Belle hit him. Her fist materialized like the hind hoof of a mule and took him on the opposite side of the face this time, slamming him back against the wall and leaving him with his legs stiff but with his heels beginning to slide from under him at once anyway, not trying to stop himself and not really hurt either, not hurting even when he thumped noisily to the floor itself, simply beyond all ability of feeling. “Because I’m probably gonter have heart failure anyways,” he thought. “Because I doubtless am.”
So it was not until he was climbing into Belle’s surrey five minutes later that he began to curse, began to match Belle’s incessant, monotonous yet unrepetitive stream word for word with one of his own, reminded faintly of something by the very sound of it also, although he could not think what, nor did he care. And even then it wasn’t the money, not the long-despaired eight hundred dollars from his derby hat which had started it all and not the subsequent three thousand from the original rewards either, not that and not this latest, the nine thousand five hundred. Nor was it even the dress which he himself, Hoke, was wearing now, the dress which Belle had only moments before flung into his face while changing hurriedly into one over his pants herself and scattering what remained of his own clothing through the upper rear door and into the yard at the same time, telling him, “Yes, a dress, and the damndest gaudiest silkiest one I own likewise, so maybe the next time you spend half a night being helpful to some other saggy-tooled cluck in one of them you’ll have the sense to lift his skirts and see if he’s got the right sort of equipment under there or not.” It wasn’t even that which evoked the oaths.

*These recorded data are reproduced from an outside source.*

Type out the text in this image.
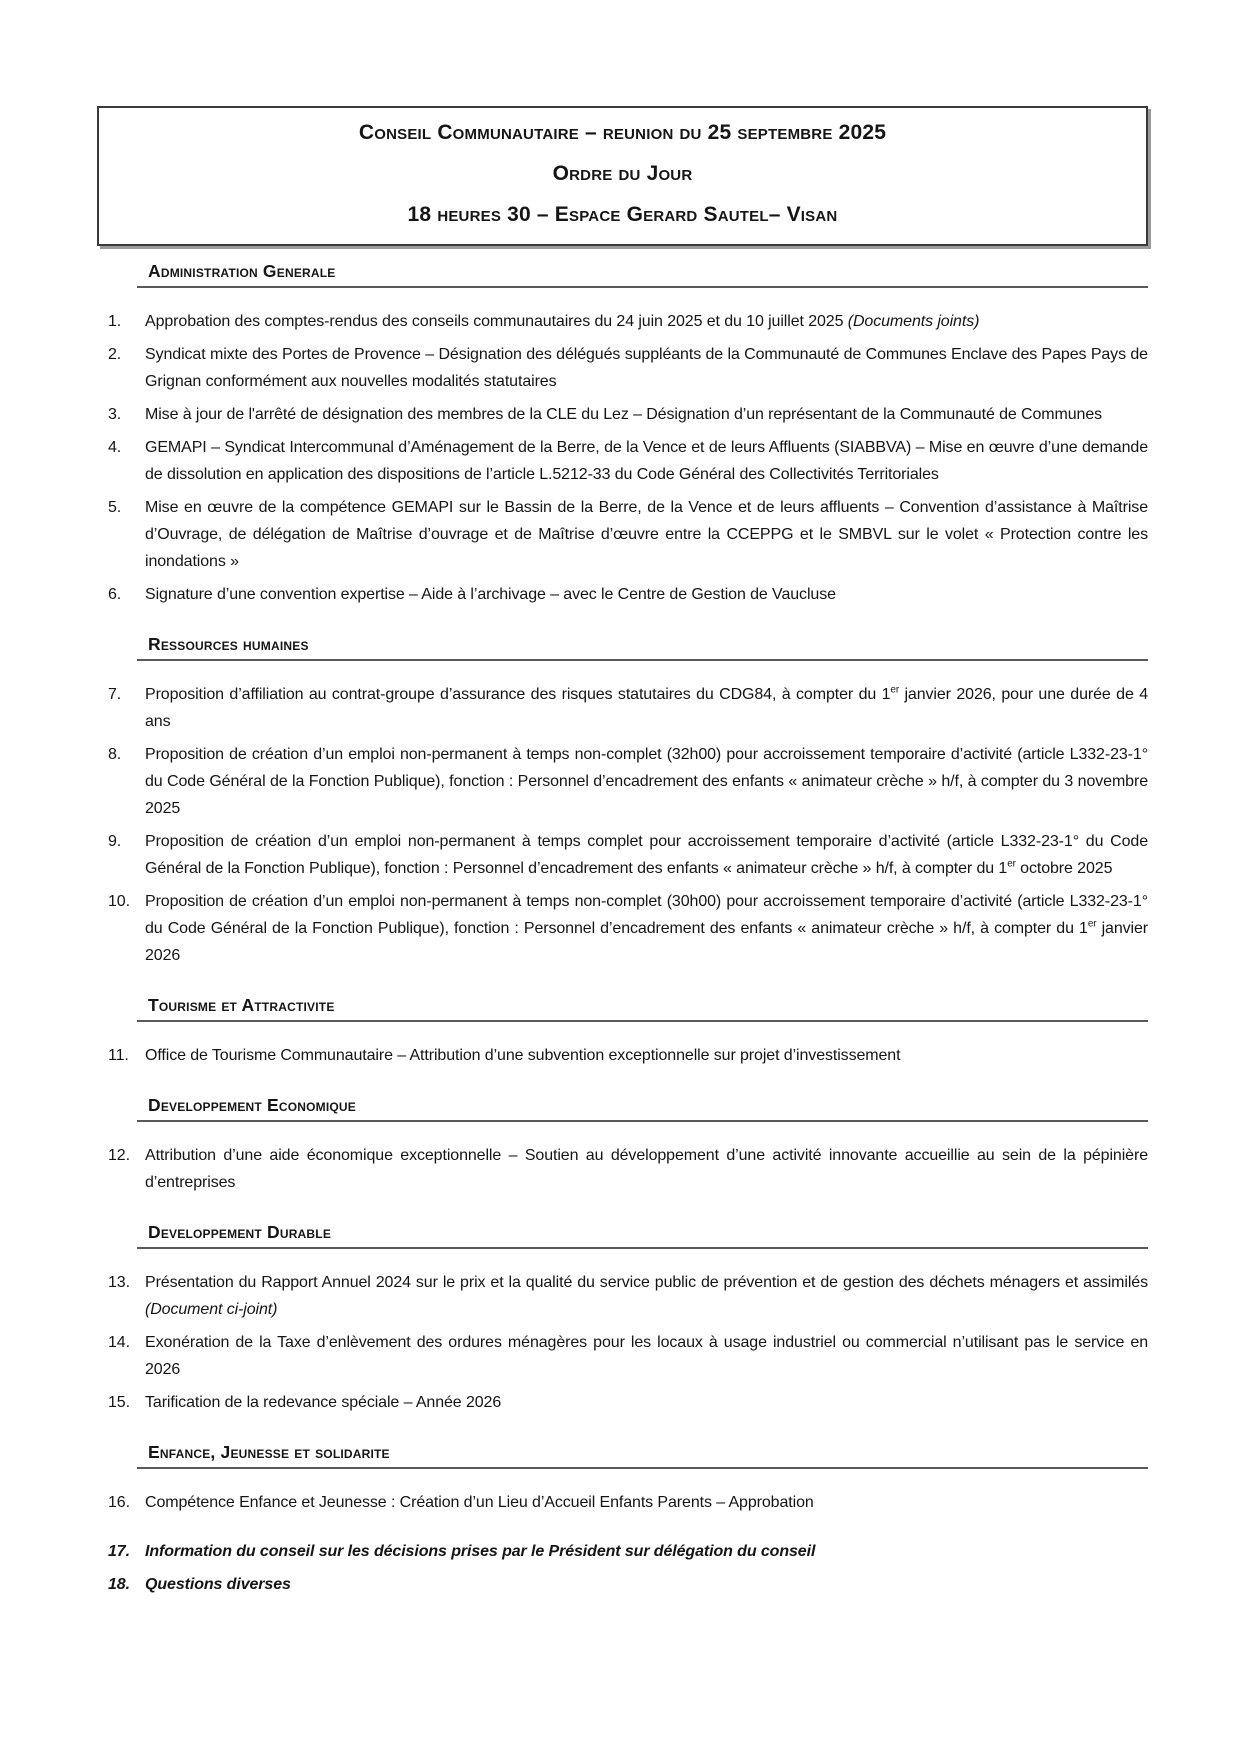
Conseil Communautaire – reunion du 25 septembre 2025
Ordre du Jour
18 heures 30 – Espace Gerard Sautel– Visan
Administration Generale
1.	Approbation des comptes-rendus des conseils communautaires du 24 juin 2025 et du 10 juillet 2025 (Documents joints)
2.	Syndicat mixte des Portes de Provence – Désignation des délégués suppléants de la Communauté de Communes Enclave des Papes Pays de Grignan conformément aux nouvelles modalités statutaires
3.	Mise à jour de l'arrêté de désignation des membres de la CLE du Lez – Désignation d’un représentant de la Communauté de Communes
4.	GEMAPI – Syndicat Intercommunal d’Aménagement de la Berre, de la Vence et de leurs Affluents (SIABBVA) – Mise en œuvre d’une demande de dissolution en application des dispositions de l’article L.5212-33 du Code Général des Collectivités Territoriales
5.	Mise en œuvre de la compétence GEMAPI sur le Bassin de la Berre, de la Vence et de leurs affluents – Convention d’assistance à Maîtrise d’Ouvrage, de délégation de Maîtrise d’ouvrage et de Maîtrise d’œuvre entre la CCEPPG et le SMBVL sur le volet « Protection contre les inondations »
6.	Signature d’une convention expertise – Aide à l’archivage – avec le Centre de Gestion de Vaucluse
Ressources humaines
7.	Proposition d’affiliation au contrat-groupe d’assurance des risques statutaires du CDG84, à compter du 1er janvier 2026, pour une durée de 4 ans
8.	Proposition de création d’un emploi non-permanent à temps non-complet (32h00) pour accroissement temporaire d’activité (article L332-23-1° du Code Général de la Fonction Publique), fonction : Personnel d’encadrement des enfants « animateur crèche » h/f, à compter du 3 novembre 2025
9.	Proposition de création d’un emploi non-permanent à temps complet pour accroissement temporaire d’activité (article L332-23-1° du Code Général de la Fonction Publique), fonction : Personnel d’encadrement des enfants « animateur crèche » h/f, à compter du 1er octobre 2025
10. Proposition de création d’un emploi non-permanent à temps non-complet (30h00) pour accroissement temporaire d’activité (article L332-23-1° du Code Général de la Fonction Publique), fonction : Personnel d’encadrement des enfants « animateur crèche » h/f, à compter du 1er janvier 2026
Tourisme et Attractivite
11.	Office de Tourisme Communautaire – Attribution d’une subvention exceptionnelle sur projet d’investissement
Developpement Economique
12. Attribution d’une aide économique exceptionnelle – Soutien au développement d’une activité innovante accueillie au sein de la pépinière d’entreprises
Developpement Durable
13. Présentation du Rapport Annuel 2024 sur le prix et la qualité du service public de prévention et de gestion des déchets ménagers et assimilés (Document ci-joint)
14. Exonération de la Taxe d’enlèvement des ordures ménagères pour les locaux à usage industriel ou commercial n’utilisant pas le service en 2026
15. Tarification de la redevance spéciale – Année 2026
Enfance, Jeunesse et solidarite
16. Compétence Enfance et Jeunesse : Création d’un Lieu d’Accueil Enfants Parents – Approbation
17. Information du conseil sur les décisions prises par le Président sur délégation du conseil
18. Questions diverses
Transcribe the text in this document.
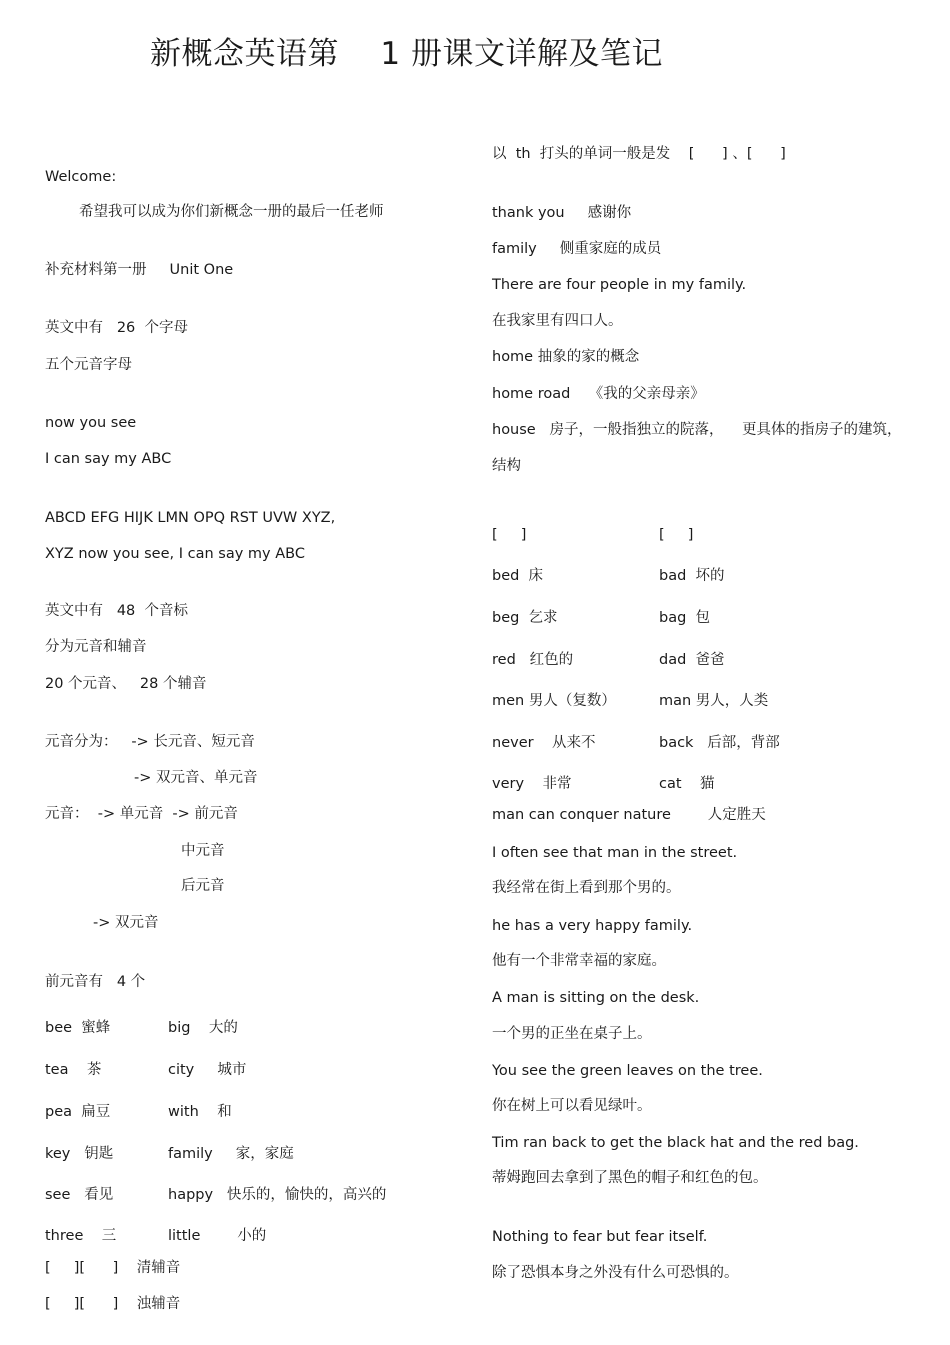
新概念英语第    1 册课文详解及笔记
Welcome:
希望我可以成为你们新概念一册的最后一任老师
补充材料第一册     Unit One
英文中有   26  个字母
五个元音字母
now you see
I can say my ABC
ABCD EFG HIJK LMN OPQ RST UVW XYZ,
XYZ now you see, I can say my ABC
英文中有   48  个音标
分为元音和辅音
20 个元音、   28 个辅音
元音分为：   -> 长元音、短元音
-> 双元音、单元音
元音：  -> 单元音  -> 前元音
中元音
后元音
-> 双元音
前元音有   4 个
bee  蜜蜂	big    大的
tea    茶	city     城市
pea  扁豆	with    和
key   钥匙	family     家，家庭
see   看见	happy   快乐的，愉快的，高兴的
three    三	little        小的
[     ][      ]    清辅音
[     ][      ]    浊辅音
以  th  打头的单词一般是发    [      ] 、[      ]
thank you     感谢你
family     侧重家庭的成员
There are four people in my family.
在我家里有四口人。
home 抽象的家的概念
home road    《我的父亲母亲》
house   房子，一般指独立的院落，    更具体的指房子的建筑，
结构
[     ]	[     ]
bed  床	bad  坏的
beg  乞求	bag  包
red   红色的	dad  爸爸
men 男人（复数）	man 男人，人类
never    从来不	back   后部，背部
very    非常	cat    猫
man can conquer nature        人定胜天
I often see that man in the street.
我经常在街上看到那个男的。
he has a very happy family.
他有一个非常幸福的家庭。
A man is sitting on the desk.
一个男的正坐在桌子上。
You see the green leaves on the tree.
你在树上可以看见绿叶。
Tim ran back to get the black hat and the red bag.
蒂姆跑回去拿到了黑色的帽子和红色的包。
Nothing to fear but fear itself.
除了恐惧本身之外没有什么可恐惧的。
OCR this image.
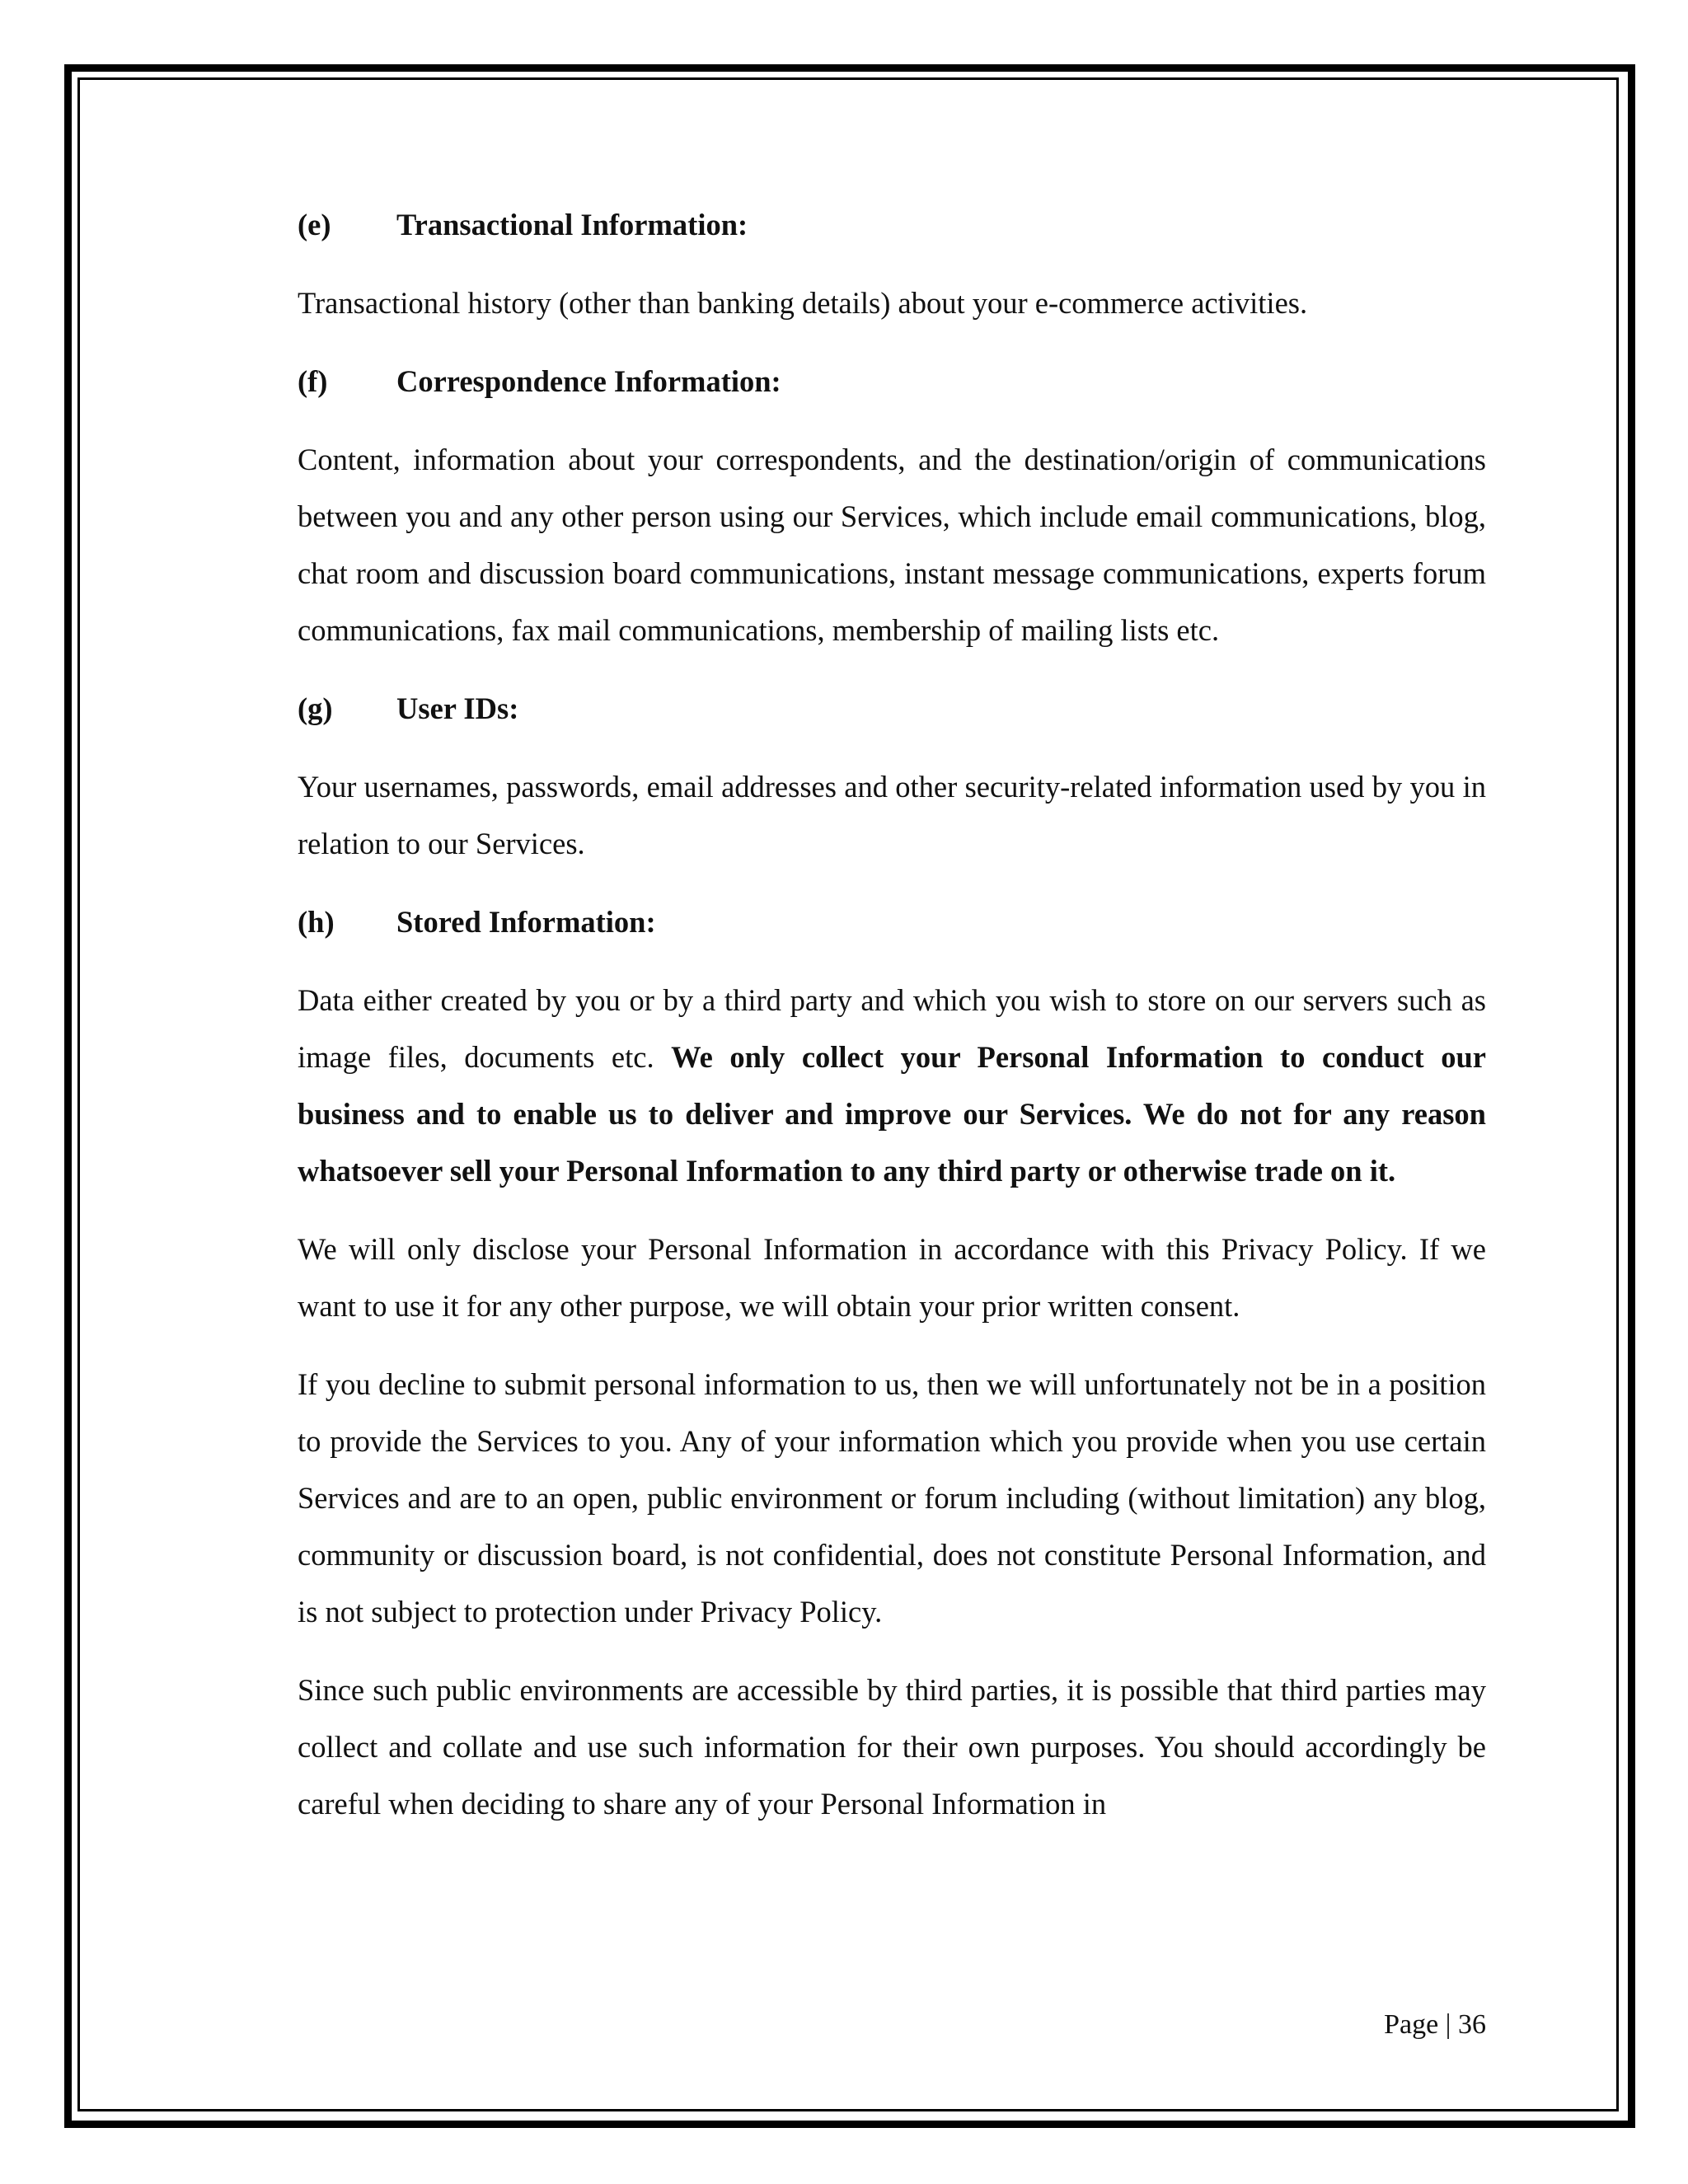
(e)	Transactional Information:

Transactional history (other than banking details) about your e-commerce activities.

(f)	Correspondence Information:

Content, information about your correspondents, and the destination/origin of communications between you and any other person using our Services, which include email communications, blog, chat room and discussion board communications, instant message communications, experts forum communications, fax mail communications, membership of mailing lists etc.

(g)	User IDs:

Your usernames, passwords, email addresses and other security-related information used by you in relation to our Services.

(h)	Stored Information:

Data either created by you or by a third party and which you wish to store on our servers such as image files, documents etc. We only collect your Personal Information to conduct our business and to enable us to deliver and improve our Services. We do not for any reason whatsoever sell your Personal Information to any third party or otherwise trade on it.

We will only disclose your Personal Information in accordance with this Privacy Policy. If we want to use it for any other purpose, we will obtain your prior written consent.

If you decline to submit personal information to us, then we will unfortunately not be in a position to provide the Services to you. Any of your information which you provide when you use certain Services and are to an open, public environment or forum including (without limitation) any blog, community or discussion board, is not confidential, does not constitute Personal Information, and is not subject to protection under Privacy Policy.

Since such public environments are accessible by third parties, it is possible that third parties may collect and collate and use such information for their own purposes. You should accordingly be careful when deciding to share any of your Personal Information in

Page | 36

So it was the pillow, the false bosom. “Because I almost grabbed a quick feel on him,” Hoke realized. “I mean her. Him. Standing next to that buckboard and thinking on how all of a sudden I had three durned women to get myself hid from, which it looked like I’d already done give up trying anyways, and I almost grabbed holt of that one right then and there, jest to show myself a man’s still got some free choice left. And it wouldn’t of been the first time I were in bed with the erection-wasting skunk neither. So now I’m gonter git him. I’m gonter git him now if’n it’s the last thing I do on this earth!”
The surrey skidded and slewed, careening out of the alley and into the street, the road. “Yaaaa!” Belle’s voice roared and roared, her whip exploding over the mares. “Yaaaa!” Hoke rode with his head held low, fearing the sunbonnet might fail to disguise him adequately even in the darkness, and with a hand clasped across his mustache also, until they had thundered well beyond the town itself along the only obvious trail for the top-heavy Dingus to have taken with his prize.